At exactly half past eleven Kappelman, deceived by a new softness and slowness of riposte and parry in Mary Adrian, tried to kiss her. Instantly she slapped his face with such strength and cold fury that he shrank down, sobered, with the flaming red print of a hand across his leering features. And all sounds ceased, as when the shadows of great wings come upon a flock of chattering sparrows. One had broken the paramount law of sham–Bohemia—the law of «Laisser faire.» The shock came not from the blow delivered, but from the blow received. With the effect of a schoolmaster entering the play–room of his pupils was that blow administered. Women pulled down their sleeves and laid prim hands against their ruffled side locks. Men looked at their watches. There was nothing of the effect of a brawl about it; it was purely the still panic produced by the sound of the ax of the fly cop, Conscience hammering at the gambling–house doors of the Heart.

With their punctilious putting on of cloaks, with their exaggerated pretense of not having seen or heard, with their stammering exchange of unaccustomed formalities, with their false show of a light–hearted exit I must take leave of my Bohemian party. Mary has robbed me of my climax; and she may go.

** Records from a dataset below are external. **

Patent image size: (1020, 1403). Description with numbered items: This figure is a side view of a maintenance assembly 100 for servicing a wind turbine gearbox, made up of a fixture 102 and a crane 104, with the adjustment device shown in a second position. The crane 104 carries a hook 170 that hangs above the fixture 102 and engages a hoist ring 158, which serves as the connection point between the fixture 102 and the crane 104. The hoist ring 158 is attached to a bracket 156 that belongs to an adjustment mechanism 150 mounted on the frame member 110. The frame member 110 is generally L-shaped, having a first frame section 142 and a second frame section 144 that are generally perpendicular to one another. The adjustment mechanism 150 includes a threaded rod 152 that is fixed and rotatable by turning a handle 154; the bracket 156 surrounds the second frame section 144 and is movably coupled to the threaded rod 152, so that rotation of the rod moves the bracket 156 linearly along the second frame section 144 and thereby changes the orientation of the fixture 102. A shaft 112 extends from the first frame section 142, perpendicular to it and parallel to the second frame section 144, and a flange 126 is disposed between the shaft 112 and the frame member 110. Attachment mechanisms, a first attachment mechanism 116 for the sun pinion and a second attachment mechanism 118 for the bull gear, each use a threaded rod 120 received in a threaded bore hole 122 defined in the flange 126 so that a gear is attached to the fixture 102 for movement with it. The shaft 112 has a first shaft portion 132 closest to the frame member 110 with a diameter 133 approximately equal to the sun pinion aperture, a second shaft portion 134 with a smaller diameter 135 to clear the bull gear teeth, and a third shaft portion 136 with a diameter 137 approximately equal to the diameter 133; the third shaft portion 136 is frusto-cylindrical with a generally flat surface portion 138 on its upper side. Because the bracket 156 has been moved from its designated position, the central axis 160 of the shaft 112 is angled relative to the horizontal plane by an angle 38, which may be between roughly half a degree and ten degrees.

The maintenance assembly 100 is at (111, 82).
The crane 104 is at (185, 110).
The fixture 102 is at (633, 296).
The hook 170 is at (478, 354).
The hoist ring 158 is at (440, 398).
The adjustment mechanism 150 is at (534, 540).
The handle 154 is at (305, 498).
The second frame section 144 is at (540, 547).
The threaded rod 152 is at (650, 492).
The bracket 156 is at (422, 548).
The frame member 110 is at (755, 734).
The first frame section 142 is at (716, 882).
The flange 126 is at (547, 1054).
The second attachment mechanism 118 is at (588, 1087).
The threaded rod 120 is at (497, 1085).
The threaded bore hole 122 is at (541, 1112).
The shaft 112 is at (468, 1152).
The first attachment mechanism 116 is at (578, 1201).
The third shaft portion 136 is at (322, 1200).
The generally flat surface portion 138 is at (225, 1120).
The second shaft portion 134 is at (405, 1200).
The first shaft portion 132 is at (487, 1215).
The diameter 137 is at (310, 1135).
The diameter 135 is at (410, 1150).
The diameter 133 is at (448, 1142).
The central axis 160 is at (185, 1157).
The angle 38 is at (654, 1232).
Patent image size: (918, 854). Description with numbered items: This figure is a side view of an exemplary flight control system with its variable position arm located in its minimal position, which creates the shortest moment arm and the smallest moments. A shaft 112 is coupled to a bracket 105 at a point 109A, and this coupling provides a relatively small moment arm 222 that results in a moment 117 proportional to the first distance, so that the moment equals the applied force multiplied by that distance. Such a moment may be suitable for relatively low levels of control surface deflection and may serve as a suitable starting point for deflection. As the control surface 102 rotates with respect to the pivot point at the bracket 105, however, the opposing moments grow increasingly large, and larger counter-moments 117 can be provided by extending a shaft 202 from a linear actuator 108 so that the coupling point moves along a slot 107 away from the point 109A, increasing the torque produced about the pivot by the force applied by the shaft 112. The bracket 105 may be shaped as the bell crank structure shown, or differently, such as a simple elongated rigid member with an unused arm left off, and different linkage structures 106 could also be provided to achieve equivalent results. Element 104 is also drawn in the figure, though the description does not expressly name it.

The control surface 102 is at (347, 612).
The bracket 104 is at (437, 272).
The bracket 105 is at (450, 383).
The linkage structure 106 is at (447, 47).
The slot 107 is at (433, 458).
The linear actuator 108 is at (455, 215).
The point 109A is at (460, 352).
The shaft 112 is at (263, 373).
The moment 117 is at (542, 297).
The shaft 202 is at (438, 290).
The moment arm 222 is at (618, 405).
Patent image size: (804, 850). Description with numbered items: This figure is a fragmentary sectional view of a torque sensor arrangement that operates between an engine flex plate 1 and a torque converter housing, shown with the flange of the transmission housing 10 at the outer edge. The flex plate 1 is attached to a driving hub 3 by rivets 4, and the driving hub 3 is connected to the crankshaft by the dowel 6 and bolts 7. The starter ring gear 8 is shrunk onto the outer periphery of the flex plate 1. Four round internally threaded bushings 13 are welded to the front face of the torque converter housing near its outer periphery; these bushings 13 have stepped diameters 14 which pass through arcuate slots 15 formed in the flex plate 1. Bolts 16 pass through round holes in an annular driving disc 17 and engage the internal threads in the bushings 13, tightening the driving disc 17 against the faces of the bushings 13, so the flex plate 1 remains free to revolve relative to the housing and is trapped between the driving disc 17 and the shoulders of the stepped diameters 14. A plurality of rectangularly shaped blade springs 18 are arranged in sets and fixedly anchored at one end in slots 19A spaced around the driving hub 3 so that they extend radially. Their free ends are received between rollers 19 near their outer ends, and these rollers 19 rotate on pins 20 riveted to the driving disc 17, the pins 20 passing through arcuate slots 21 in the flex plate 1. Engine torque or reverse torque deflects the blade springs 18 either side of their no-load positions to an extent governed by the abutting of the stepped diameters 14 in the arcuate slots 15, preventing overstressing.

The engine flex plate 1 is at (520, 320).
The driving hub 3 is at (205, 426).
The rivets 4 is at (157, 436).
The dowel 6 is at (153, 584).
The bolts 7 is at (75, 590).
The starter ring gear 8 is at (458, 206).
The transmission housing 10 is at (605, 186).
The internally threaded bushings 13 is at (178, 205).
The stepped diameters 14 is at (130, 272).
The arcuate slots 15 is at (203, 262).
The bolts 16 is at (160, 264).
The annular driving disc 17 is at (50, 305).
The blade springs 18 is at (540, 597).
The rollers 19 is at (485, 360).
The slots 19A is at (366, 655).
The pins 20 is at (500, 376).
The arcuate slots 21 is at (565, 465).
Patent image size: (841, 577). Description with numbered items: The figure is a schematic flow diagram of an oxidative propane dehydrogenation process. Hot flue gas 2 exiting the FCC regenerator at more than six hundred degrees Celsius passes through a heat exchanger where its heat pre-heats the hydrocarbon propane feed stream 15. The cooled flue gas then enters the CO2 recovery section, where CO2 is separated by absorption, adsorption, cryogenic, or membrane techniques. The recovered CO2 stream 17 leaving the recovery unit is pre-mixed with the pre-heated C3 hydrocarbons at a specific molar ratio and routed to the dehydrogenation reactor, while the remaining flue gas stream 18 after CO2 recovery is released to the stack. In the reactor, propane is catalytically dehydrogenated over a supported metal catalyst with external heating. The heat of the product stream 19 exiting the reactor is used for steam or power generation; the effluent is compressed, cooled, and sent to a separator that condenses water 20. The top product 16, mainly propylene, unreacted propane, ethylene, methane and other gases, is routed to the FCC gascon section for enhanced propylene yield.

But I am not defeated. Somewhere there exists a great vault miles broad and miles long—more capacious than the champagne caves of France. In that vault are stored the anticlimaxes that should have been tagged to all the stories that have been told in the world. I shall cheat that vault of one deposit.

Minnie Brown, with her aunt, came from Crocusville down to the city to see the sights. And because she had escorted me to fishless trout streams and exhibited to me open–plumbed waterfalls and broken my camera while I Julyed in her village, I must escort her to the hives containing the synthetic clover honey of town.

Especially did the custom–made Bohemia charm her. The spaghetti wound its tendrils about her heart; the free red wine drowned her belief in the existence of commercialism in the world; she was dared and enchanted by the rugose wit that can be churned out of California claret.

But one evening I got her away from the smell of halibut and linoleum long enough to read to her the manuscript of this story, which then ended before her entrance into it. I read it to her because I knew that all the printing–presses in the world were running to try to please her and some others. And I asked her about it.